A penetration test is designed to break into your site via whatever means necessary; it is an intentional attack on your systems in order to identify vulnerabilities that an attacker could leverage, so these vulnerabilities can be remediated in a proactive way. 

As a result, penetration tests can be destructive in nature. They usually have limited rules, so pentesting can involve breaking in through social engineering attacks, phishing attacks, physical security, or by exploiting a weakness in any other system in place in your organization that can be used as a jumping off point to access a website. By their very nature, all systems are in scope for a penetration test, since the purpose is to try to break into an organization. Pentests can be extremely costly and often include traveling on-site to the client’s location. The exercise can be disruptive to staff, and the outcomes can be overwhelming, expensive, and difficult to try to implement all at once. 

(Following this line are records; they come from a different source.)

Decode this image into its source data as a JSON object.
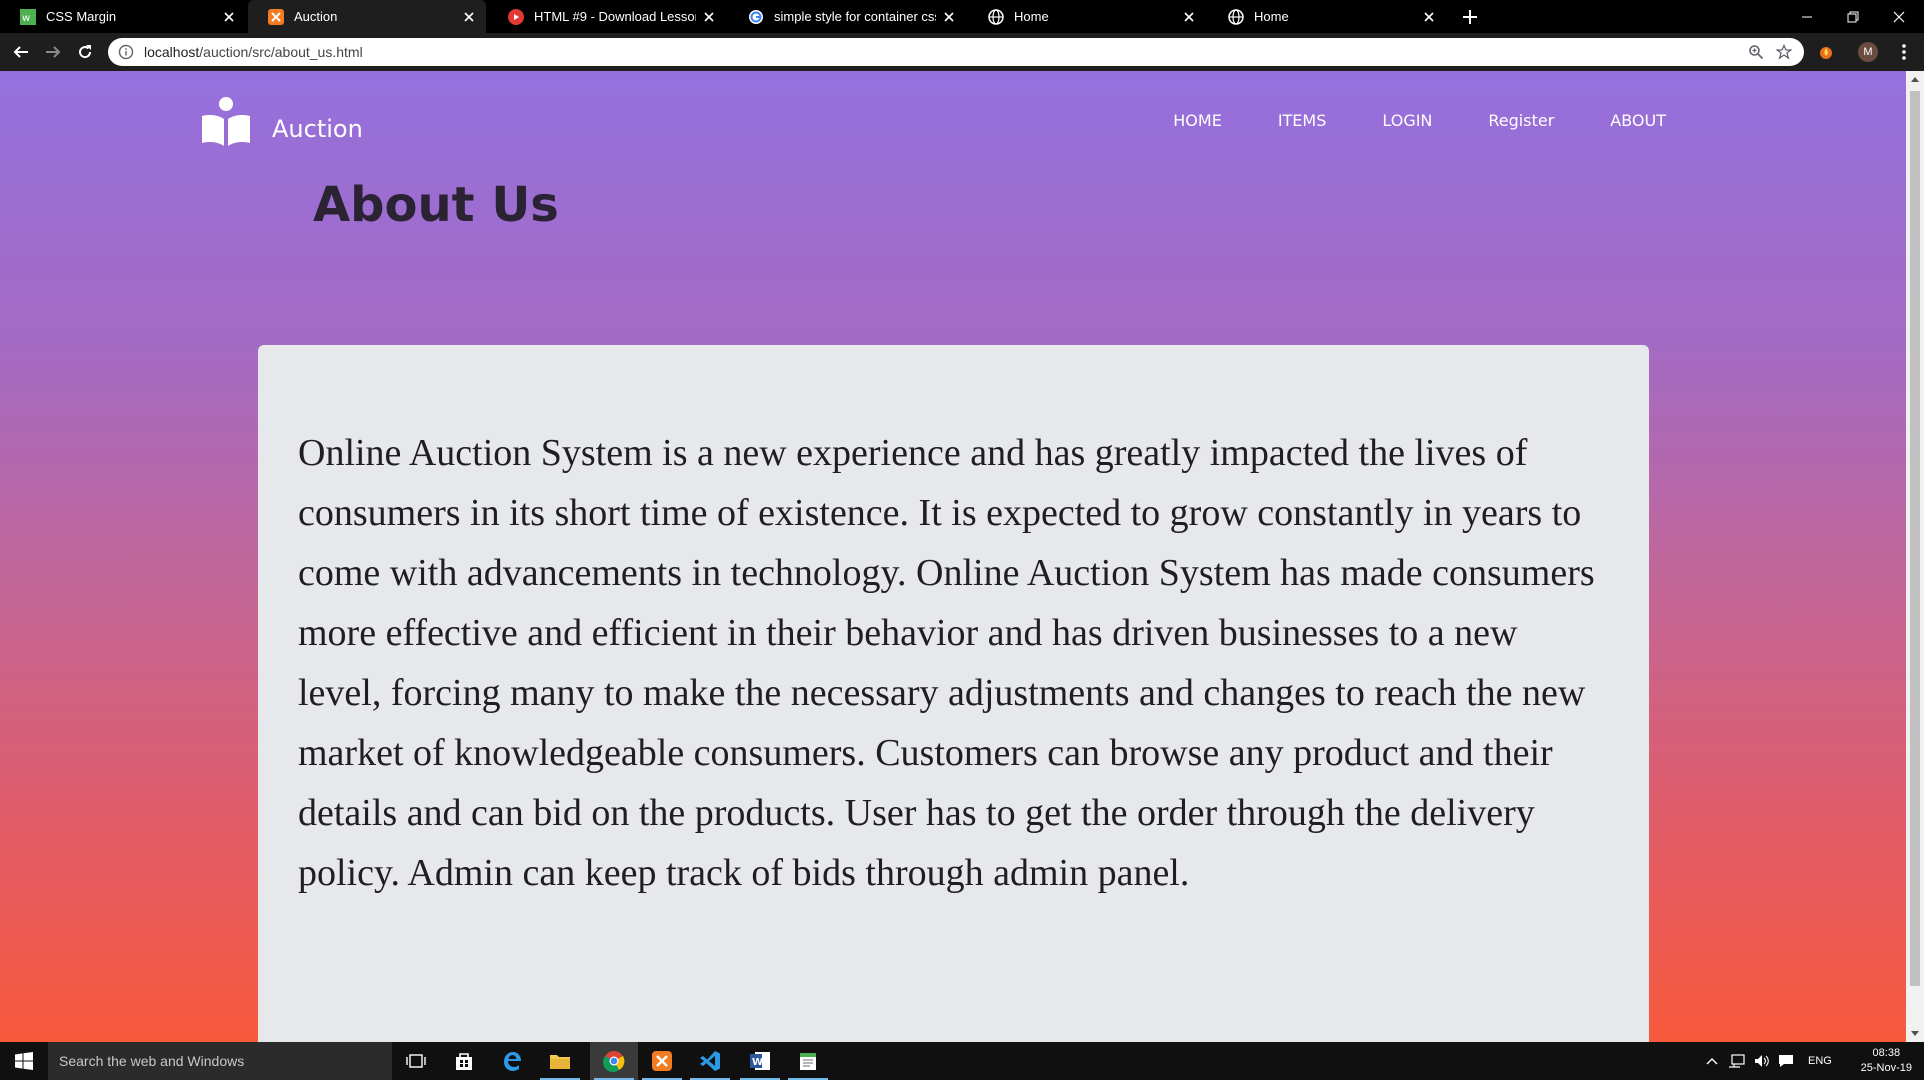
{
  "browser": {
    "tabs": [
      {
        "title": "CSS Margin",
        "active": false
      },
      {
        "title": "Auction",
        "active": true
      },
      {
        "title": "HTML #9 - Download Lesson Ma",
        "active": false
      },
      {
        "title": "simple style for container css - G",
        "active": false
      },
      {
        "title": "Home",
        "active": false
      },
      {
        "title": "Home",
        "active": false
      }
    ],
    "url_host": "localhost",
    "url_path": "/auction/src/about_us.html",
    "profile_initial": "M"
  },
  "site": {
    "brand": "Auction",
    "nav": [
      "HOME",
      "ITEMS",
      "LOGIN",
      "Register",
      "ABOUT"
    ],
    "heading": "About Us",
    "body": "Online Auction System is a new experience and has greatly impacted the lives of consumers in its short time of existence. It is expected to grow constantly in years to come with advancements in technology. Online Auction System has made consumers more effective and efficient in their behavior and has driven businesses to a new level, forcing many to make the necessary adjustments and changes to reach the new market of knowledgeable consumers. Customers can browse any product and their details and can bid on the products. User has to get the order through the delivery policy. Admin can keep track of bids through admin panel."
  },
  "taskbar": {
    "search_placeholder": "Search the web and Windows",
    "language": "ENG",
    "time": "08:38",
    "date": "25-Nov-19"
  },
  "colors": {
    "gradient_top": "#9570dd",
    "gradient_bottom": "#f85a3c",
    "card": "#e6e8ec",
    "heading": "#2b2233"
  }
}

FireOak’s Recommended Approach for Penetration Tests vs. Vulnerability Assessments

Instead of starting with a pentest, in nearly all cases, we recommend conducting a hands-on, human-powered vulnerability assessment first, which examines all of the technical components in scope for a particular assessment. If your initial focus is on your organization’s website, focus on that. Once the website vulnerability assessment is complete, get the list of recommendations and remediate them. 

Then conduct a broader information security assessment for your organization — conduct a deep dive into how Microsoft 365, Google, your Salesforce org, etc. have been configured — and address those issues. Or decide that the time is right to look at your organization’s approach to security in a holistic manner and examine the security of the organization’s full technical stack, information/data governance policies, and security procedures/operations. 

Only after you’ve gone through these types of non-destructive external assessments, have remediated all known vulnerabilities, and have a mature information security program in place should an organization consider conducting a penetration test. 

As for who should conduct a pentest: it absolutely should not be the same organization as the one who conducted a vulnerability assessment. If we conduct the vulnerability assessment, we know exactly what vulnerabilities are in place and would hone in on those issues. Instead, have another firm conduct the pentest, one with zero prior knowledge of your site, organization, policies, procedures, and security operations. 

Our goal is to help organizations strengthen their approach to security, and we want organizations to be successful. As a result, in most cases, a penetration test isn’t the right place to start — it can create unintended consequences for an organization that is in the early stages of strengthening its overall approach to security. So when it comes to penetration tests vs. vulnerability assessments, start with a vulnerability assessment.